Lollypop – yes! Thank you for a view I can back. I don’t think I’ll ever enjoy a Depp movie again and I don’t get his fans being so abusive to Heard.
@ epitome of incomprehensibly
Indeed. But I think this case illustrates a problem with the reactive violence model.
It can just result in crude analyses as to “Who started it?”. And once that is established then any violence flowing the other way is automatically characterised as non abusive.
But that’s a double edged sword. At the risk of breaking my no comment rule, my own view was that JD’s admitted behaviour could be categorised as abusive (such that it would provide a defence to the claim)
But if the jury believed it was in fact AH who was the instigator then JD’s own behaviour suddenly gets excused.
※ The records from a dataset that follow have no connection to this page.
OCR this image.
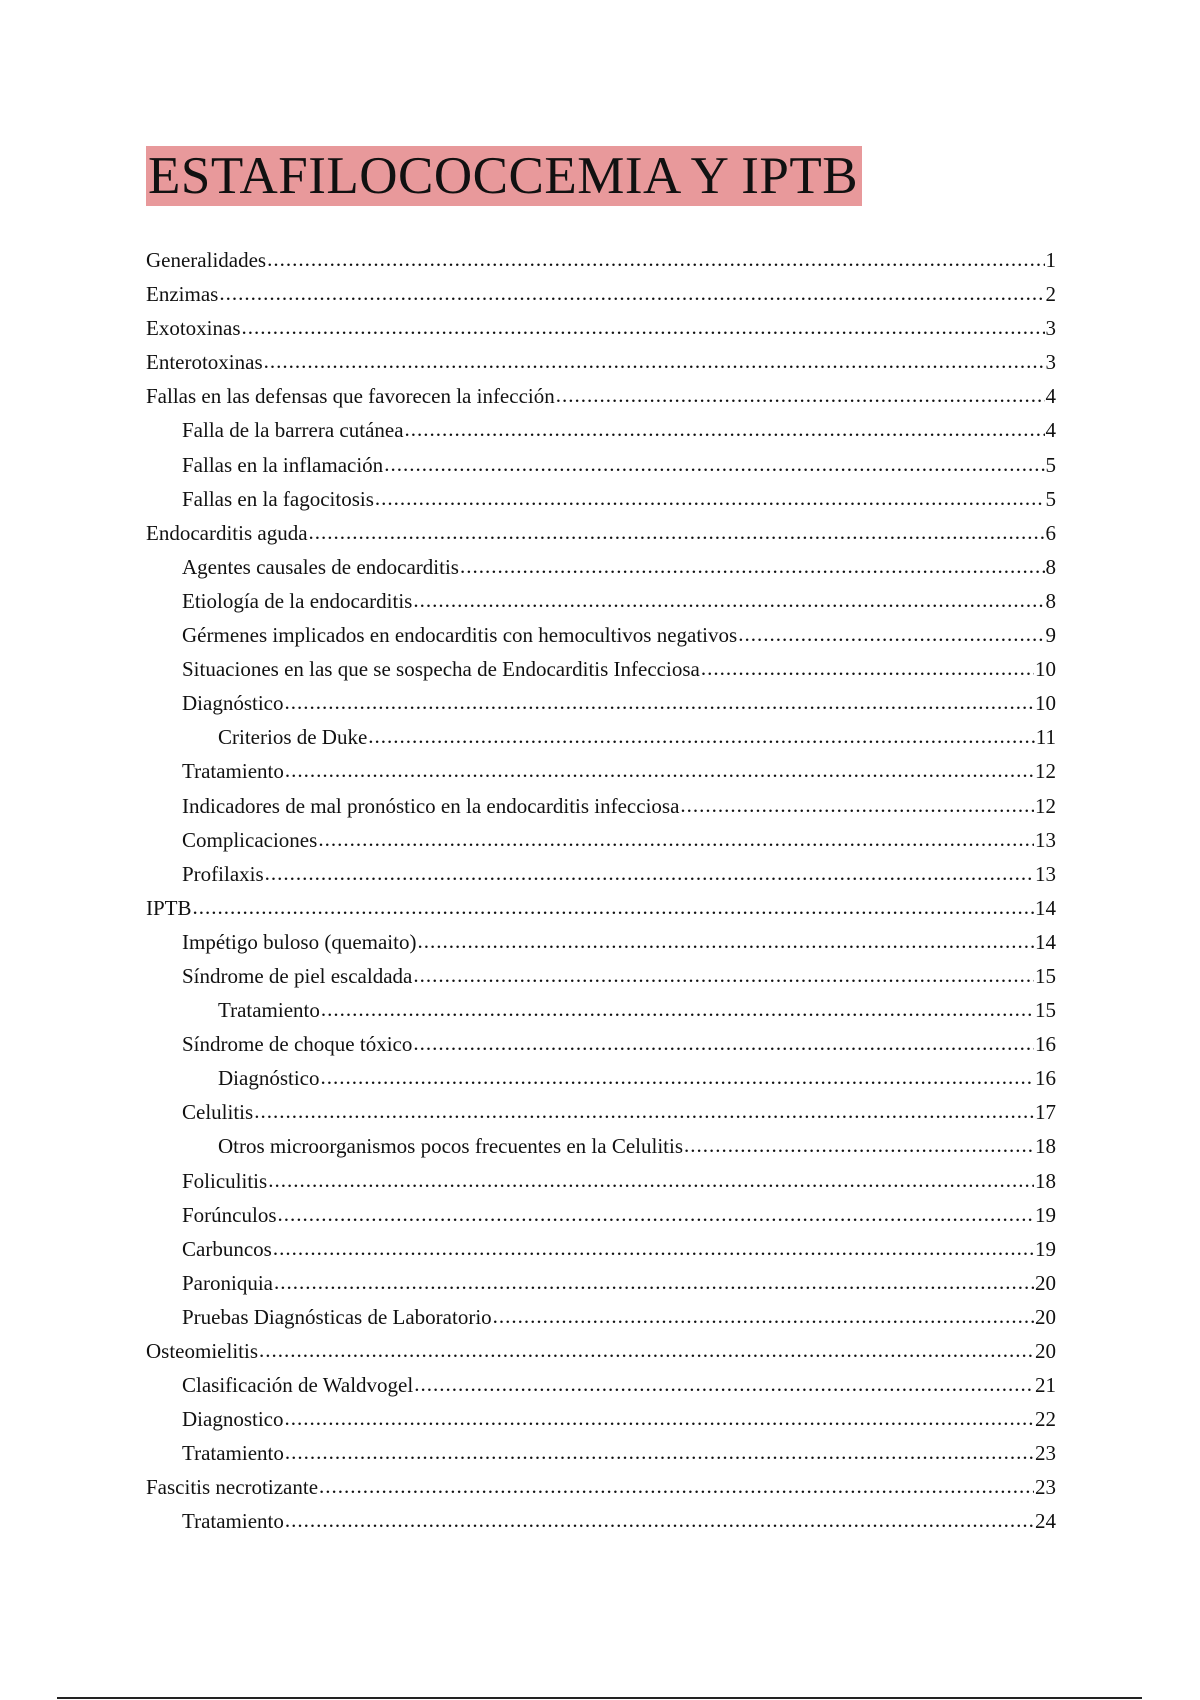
ESTAFILOCOCCEMIA Y IPTB
Generalidades .....	1
Enzimas .....	2
Exotoxinas .....	3
Enterotoxinas .....	3
Fallas en las defensas que favorecen la infección .....	4
Falla de la barrera cutánea .....	4
Fallas en la inflamación .....	5
Fallas en la fagocitosis .....	5
Endocarditis aguda .....	6
Agentes causales de endocarditis .....	8
Etiología de la endocarditis .....	8
Gérmenes implicados en endocarditis con hemocultivos negativos .....	9
Situaciones en las que se sospecha de Endocarditis Infecciosa .....	10
Diagnóstico .....	10
Criterios de Duke .....	11
Tratamiento .....	12
Indicadores de mal pronóstico en la endocarditis infecciosa .....	12
Complicaciones .....	13
Profilaxis .....	13
IPTB .....	14
Impétigo buloso (quemaito) .....	14
Síndrome de piel escaldada .....	15
Tratamiento .....	15
Síndrome de choque tóxico .....	16
Diagnóstico .....	16
Celulitis .....	17
Otros microorganismos pocos frecuentes en la Celulitis .....	18
Foliculitis .....	18
Forúnculos .....	19
Carbuncos .....	19
Paroniquia .....	20
Pruebas Diagnósticas de Laboratorio .....	20
Osteomielitis .....	20
Clasificación de Waldvogel .....	21
Diagnostico .....	22
Tratamiento .....	23
Fascitis necrotizante .....	23
Tratamiento .....	24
I don’t know if the jury actually applied the label reactive violence, neither side raised that as a consideration, but they may well have applied that sort of reasoning.
I would also add this. I can understand people’s disappointment at the result, but I am wary of attacks on juries. That’s becoming ever more prevalent in all sorts of cases; and indeed attacks on judicial decisions. And it’s dangerous. You get press stories about how people who find in a way that the author doesn’t agree with are “enemies of the people” as if the public is all of one mind. But that puts people in real danger.
People are obviously free to disagree with the jury, or indeed the UK judge, but to suggest they didn’t apply their minds to the case and reach what they believed was an honest and just result I think is a bit disingenuous. They are the ones after all who actually were in the court for the whole of the proceedings.
And their job wasn’t to use the case as a referendum on wider issues. Such issues are important of course. But the jury’s remit was solely to make a decision in relation to one particular case, not a societal issue. And whilst not equating the two cases factually, this does remind me of the OJ Simpson case. That trial was used as an opportunity to highlight how the police treat black black people; which obviously is a necessary and worthy cause, but I don’t think the verdict did justice to the actual issue at hand.